Releasing Our Fear With Awe
When I saw that “awe” used to mean “dread,” I immediately thought of nature. Do any of you avoid walking through the forest or desert because you fear the wild bears or coyotes? Where I live, the bears that have been hibernating awaken in spring and often visit us looking for food. We have to be careful of them although we may also be entertained by their actions like the time three cubs tried to learn how to climb a tree in the front yard.
As a child growing up and hiking in the Arkansas mountains, I learned to watch out for snakes. We often saw them crossing our paths. My parents taught my brother and me to keep our distance and taught us which ones were the most dangerous, but we also learned they were just a part of nature, not anything evil.

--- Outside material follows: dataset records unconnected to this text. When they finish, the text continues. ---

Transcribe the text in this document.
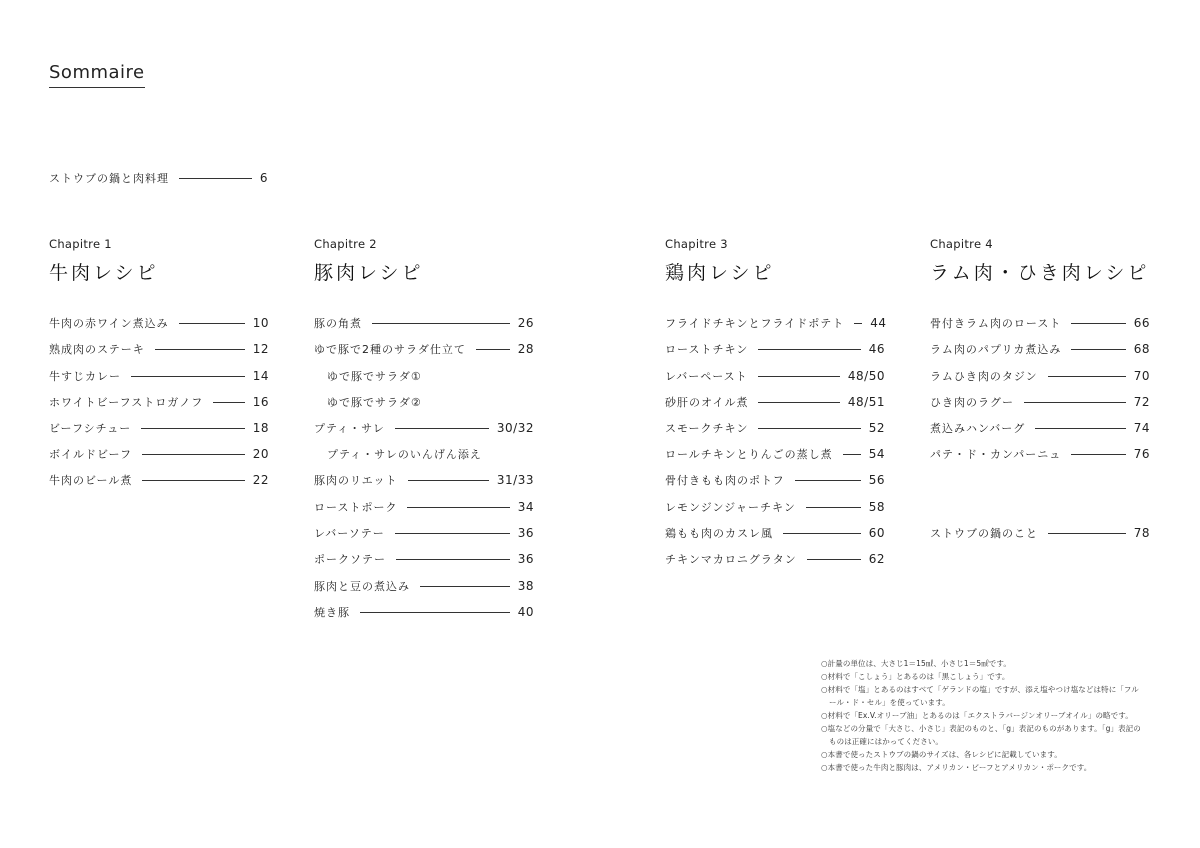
Sommaire
ストウブの鍋と肉料理	6
Chapitre 1
牛肉レシピ
Chapitre 2
豚肉レシピ
Chapitre 3
鶏肉レシピ
Chapitre 4
ラム肉・ひき肉レシピ
牛肉の赤ワイン煮込み	10
熟成肉のステーキ	12
牛すじカレー	14
ホワイトビーフストロガノフ	16
ビーフシチュー	18
ボイルドビーフ	20
牛肉のビール煮	22
豚の角煮	26
ゆで豚で2種のサラダ仕立て	28
ゆで豚でサラダ①
ゆで豚でサラダ②
プティ・サレ	30/32
プティ・サレのいんげん添え
豚肉のリエット	31/33
ローストポーク	34
レバーソテー	36
ポークソテー	36
豚肉と豆の煮込み	38
焼き豚	40
フライドチキンとフライドポテト 44
ローストチキン	46
レバーペースト	48/50
砂肝のオイル煮	48/51
スモークチキン	52
ロールチキンとりんごの蒸し煮	54
骨付きもも肉のポトフ	56
レモンジンジャーチキン	58
鶏もも肉のカスレ風	60
チキンマカロニグラタン	62
骨付きラム肉のロースト	66
ラム肉のパプリカ煮込み	68
ラムひき肉のタジン	70
ひき肉のラグー	72
煮込みハンバーグ	74
パテ・ド・カンパーニュ	76
ストウブの鍋のこと	78
○計量の単位は、大さじ1＝15㎖、小さじ1＝5㎖です。
○材料で「こしょう」とあるのは「黒こしょう」です。
○材料で「塩」とあるのはすべて「ゲランドの塩」ですが、添え塩やつけ塩などは特に「フル
ール・ド・セル」を使っています。
○材料で「Ex.V.オリーブ油」とあるのは「エクストラバージンオリーブオイル」の略です。
○塩などの分量で「大さじ、小さじ」表記のものと、「g」表記のものがあります。「g」表記の
ものは正確にはかってください。
○本書で使ったストウブの鍋のサイズは、各レシピに記載しています。
○本書で使った牛肉と豚肉は、アメリカン・ビーフとアメリカン・ポークです。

If one has never been taught how to stay safe in a forest, I can understand why it would be fearful to go there, but one can always join hiking groups who know the terrain well. Nature is unpredictable, but it is one of our most awesome natural gifts. Standing among the beauty of nature touches my soul in a way little else can, for I don’t only see the beauty of nature, I feel it as well. I feel the breeze flow through my hair, the sun caress my face, the earth touching my feet on hard rocks and spongy soil.
The Stillness of Nature Is A Gift
There is often a stillness in nature, as deep as the stillness of meditation, that reminds us to take time to be in touch with Spirit and our deepest selves. In that place, we can experience “the peace that passes all understanding.” Experiencing that awe may bring us answers to problems or make us aware of wiser ways to deal with challenges. This spiritual and energetic experience is as beautiful as the visual one.
Experiencing awe requires us to let go of the expected fear and be open to whatever possibilities appear. Awe strikes us with a deep connection, not only to nature, but to all that is. May you have an awesome week!